(BFI) – Dans les dédales des documents et autres informations désormais reçus volontairement ou non par la voie des réseaux sociaux, celui sur un journal connu des chercheurs sur l’actualité du continent africain m’interpelle : africa intelligence du 21 novembre Africa 2021, sous le titre : « Pipeline Tchad Tchad-Cameroun : pourquoi ExxonMobil et Petronas attaquent Yaoundé en arbitrage ». En tant que chercheur en politique énergétique dans un pays annoncé comme acteur majeur en la matière dans les prochains mois, le Sénégal, certains mots tels « pétrole », « barils », et ici « pipeline » résonnent comme des invitations, tellement la littérature si ce n’est spécialisée, au moins en principe avertie, est encore rare sur le continent.
Simplement, un doute m’habite dans le choix même du titre. L’ambiance actuelle de la coupe du monde de football au Qatar justifie-t-elle l’usage (inapproprié) du mot « attaque » s’agissant d’un litige apparemment fiscal entre compagnies et les Etat-hôtes de l’investissement, alors même que par nature, ce sont les États qui réclament en principe que les droits dus par les contribuables, soient acquittés ? Sur le plan chronologique, s’il faut rester dans le (pauvre) registre footbalistique, qui serait alors l’attaquant et logiquement le défenseur ?
Malheureusement, le doute qui est distillé par un titre peu porteur se transforme en conviction au fur et à mesure de la lecture (pénible) de cet article. D’abord un ensemble de contradictions perceptibles même par non spécialiste de la chose fiscale s’imposent comme nez au visage. La première contradiction est que les deux Etats du Tchad et du Cameroun sont présentés comme voulant « tirer profit » du départ de ces partenaires. Si c’était le cas, pourquoi attendre plus de vingt ans de relation pour « profiter » de leur départ ? Celui-ci aurait il été provoqué par les Etats, ou est-il volontaire ? Rien de précis à ce sujet. Ensuite, et c’est la deuxième contradiction, le Tchad est explicitement taxé (sans jeu de mot) de vouloir un bonus de séparation « non prévu par les textes réglementaires », tandis que le Cameroun « souhaite l’imposer fiscalement ».

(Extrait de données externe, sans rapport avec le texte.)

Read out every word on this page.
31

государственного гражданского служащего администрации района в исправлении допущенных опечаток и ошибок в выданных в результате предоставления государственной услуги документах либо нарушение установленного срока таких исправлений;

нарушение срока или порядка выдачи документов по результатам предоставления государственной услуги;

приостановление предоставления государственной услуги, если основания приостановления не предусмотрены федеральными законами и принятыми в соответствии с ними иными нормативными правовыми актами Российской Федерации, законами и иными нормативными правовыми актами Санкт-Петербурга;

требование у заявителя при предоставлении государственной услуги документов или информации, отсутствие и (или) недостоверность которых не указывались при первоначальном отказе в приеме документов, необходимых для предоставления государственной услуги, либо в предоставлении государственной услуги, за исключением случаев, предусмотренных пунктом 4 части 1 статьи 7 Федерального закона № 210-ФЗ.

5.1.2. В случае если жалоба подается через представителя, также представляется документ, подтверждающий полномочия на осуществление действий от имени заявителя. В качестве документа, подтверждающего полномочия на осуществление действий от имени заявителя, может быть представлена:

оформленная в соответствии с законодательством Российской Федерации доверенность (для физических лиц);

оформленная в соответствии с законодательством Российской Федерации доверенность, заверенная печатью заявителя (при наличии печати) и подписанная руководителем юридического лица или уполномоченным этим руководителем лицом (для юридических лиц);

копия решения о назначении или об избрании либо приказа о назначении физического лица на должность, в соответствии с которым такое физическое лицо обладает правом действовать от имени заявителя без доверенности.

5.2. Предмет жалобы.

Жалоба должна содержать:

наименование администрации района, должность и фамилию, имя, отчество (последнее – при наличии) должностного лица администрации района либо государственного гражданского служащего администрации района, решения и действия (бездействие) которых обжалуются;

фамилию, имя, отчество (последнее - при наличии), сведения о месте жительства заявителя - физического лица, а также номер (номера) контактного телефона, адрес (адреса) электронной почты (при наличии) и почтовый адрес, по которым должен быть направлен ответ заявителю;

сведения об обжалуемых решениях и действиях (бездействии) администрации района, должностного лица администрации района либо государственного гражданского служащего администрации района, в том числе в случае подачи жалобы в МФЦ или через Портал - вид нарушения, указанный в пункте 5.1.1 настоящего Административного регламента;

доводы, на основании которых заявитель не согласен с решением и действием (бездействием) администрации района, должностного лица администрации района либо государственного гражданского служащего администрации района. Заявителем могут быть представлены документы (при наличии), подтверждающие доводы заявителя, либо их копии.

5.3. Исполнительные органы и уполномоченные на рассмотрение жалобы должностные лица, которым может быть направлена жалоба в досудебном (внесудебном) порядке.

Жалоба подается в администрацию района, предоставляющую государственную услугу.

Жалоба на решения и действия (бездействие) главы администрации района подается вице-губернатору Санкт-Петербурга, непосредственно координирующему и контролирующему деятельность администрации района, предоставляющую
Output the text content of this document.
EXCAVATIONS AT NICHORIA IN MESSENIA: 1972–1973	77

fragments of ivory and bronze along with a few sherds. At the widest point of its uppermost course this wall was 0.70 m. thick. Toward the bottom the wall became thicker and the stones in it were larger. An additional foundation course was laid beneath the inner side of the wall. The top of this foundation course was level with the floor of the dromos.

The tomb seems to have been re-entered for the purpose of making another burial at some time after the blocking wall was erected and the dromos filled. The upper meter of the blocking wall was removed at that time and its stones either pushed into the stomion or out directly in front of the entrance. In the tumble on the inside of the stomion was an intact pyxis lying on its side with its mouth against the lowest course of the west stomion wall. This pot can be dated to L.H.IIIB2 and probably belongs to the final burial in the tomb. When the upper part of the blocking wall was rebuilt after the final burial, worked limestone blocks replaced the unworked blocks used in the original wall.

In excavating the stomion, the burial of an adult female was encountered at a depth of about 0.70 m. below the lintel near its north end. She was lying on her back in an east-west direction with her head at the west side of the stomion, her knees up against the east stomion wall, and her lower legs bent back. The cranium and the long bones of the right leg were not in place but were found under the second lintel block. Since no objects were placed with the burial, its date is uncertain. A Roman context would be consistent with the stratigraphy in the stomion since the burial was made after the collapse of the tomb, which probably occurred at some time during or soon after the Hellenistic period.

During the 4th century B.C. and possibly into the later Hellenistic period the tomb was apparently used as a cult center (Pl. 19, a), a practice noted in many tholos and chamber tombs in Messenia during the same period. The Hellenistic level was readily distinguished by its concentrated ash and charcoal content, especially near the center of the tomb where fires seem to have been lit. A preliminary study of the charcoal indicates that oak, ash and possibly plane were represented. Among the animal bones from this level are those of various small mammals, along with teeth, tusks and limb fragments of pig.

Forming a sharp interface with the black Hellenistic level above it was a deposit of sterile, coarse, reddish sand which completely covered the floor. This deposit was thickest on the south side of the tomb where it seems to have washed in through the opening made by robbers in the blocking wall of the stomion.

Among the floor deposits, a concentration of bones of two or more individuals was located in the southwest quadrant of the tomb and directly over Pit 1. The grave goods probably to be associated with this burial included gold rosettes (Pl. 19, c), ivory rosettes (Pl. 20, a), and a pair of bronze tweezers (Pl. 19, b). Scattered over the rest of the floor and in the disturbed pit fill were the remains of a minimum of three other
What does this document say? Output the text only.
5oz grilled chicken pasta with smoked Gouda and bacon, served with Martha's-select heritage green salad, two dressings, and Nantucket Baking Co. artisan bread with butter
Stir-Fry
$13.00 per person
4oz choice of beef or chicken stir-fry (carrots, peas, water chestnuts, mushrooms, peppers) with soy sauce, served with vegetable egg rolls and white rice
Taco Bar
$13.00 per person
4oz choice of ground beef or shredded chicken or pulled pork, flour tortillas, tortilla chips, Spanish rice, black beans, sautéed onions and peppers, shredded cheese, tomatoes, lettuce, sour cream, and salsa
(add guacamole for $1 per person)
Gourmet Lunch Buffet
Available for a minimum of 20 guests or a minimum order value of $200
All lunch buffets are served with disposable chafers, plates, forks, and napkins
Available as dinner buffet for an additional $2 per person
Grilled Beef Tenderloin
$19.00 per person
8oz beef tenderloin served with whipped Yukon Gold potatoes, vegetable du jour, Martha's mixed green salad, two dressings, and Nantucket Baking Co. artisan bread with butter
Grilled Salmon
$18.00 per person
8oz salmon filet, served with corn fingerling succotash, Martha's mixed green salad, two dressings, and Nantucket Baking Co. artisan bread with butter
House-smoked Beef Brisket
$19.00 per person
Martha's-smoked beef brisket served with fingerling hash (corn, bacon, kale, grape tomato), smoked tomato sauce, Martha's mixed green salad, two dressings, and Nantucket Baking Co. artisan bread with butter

Alors que ce serait donc deux logiques différentes qui animeraient les deux Etats « profiteurs », l’article rappelle qu’« aucune clause dans le contrat ne prévoit le versement d’un quelconque impôt en cas de départ ». La conséquence alors logique, selon l’auteur, anonyme, est que « le Cameroun (n’est) pas en position de force dans le dossier ». Résumons : l’auteur ne donne pas le sort de la demande du bonus de séparation demandé par le Tchad (alors que non prévu par les textes), mais prédit le sort d’une situation fondée, selon lui-même, sur des règles fiscales et contractuelles, mais prédiction faite sur la base de la version des deux entreprises. Où est la cohérence et la pertinence d’un tel raisonnement ? Quelle est la version de l’Etat « attaqué », en balance de celle des entreprises ?
Au final, cet article connote le parti pris dans une question dont l’auteur n’est manifestement soit pas informé, soit pas techniquement équipé, et même très probablement en raison de ces deux insuffisances à la fois. Il n’est dans tous les cas pas crédible, considération faite de sa proximité culturelle et peut être matérielle manifeste avec ces entreprises. Le seul mérite de cet article est d’avoir révélé la vigilance de ces deux États devant des mastodontes qui n’ont probablement pas anticipé le professionnalisme et patriotisme aiguisés de ces derniers.
L’ultime contradiction d’ailleurs de cet article partisan est d’anticiper le résultat d’un « match » qui a, à peine commencé, comme pour tuer dans l’œuf une procédure a priori non partisane, traduisant finalement l’inverse de ce qu’il croit dire, à savoir de la fébrilité. En tout état de cause nous suivrons avec grande attention le résultat de cette procédure, en se rappelant la sagesse de Pierre Billon, pour le bonheur des populations africaines suffisamment spoliées de leurs richesses depuis toujours, suivant laquelle « la dignité est dans la lutte, elle n’est pas dans l’issue du combat ».
Abdoul Aziz Badiane, Université Cheick Anta Diop, Dakar, 23/11/22.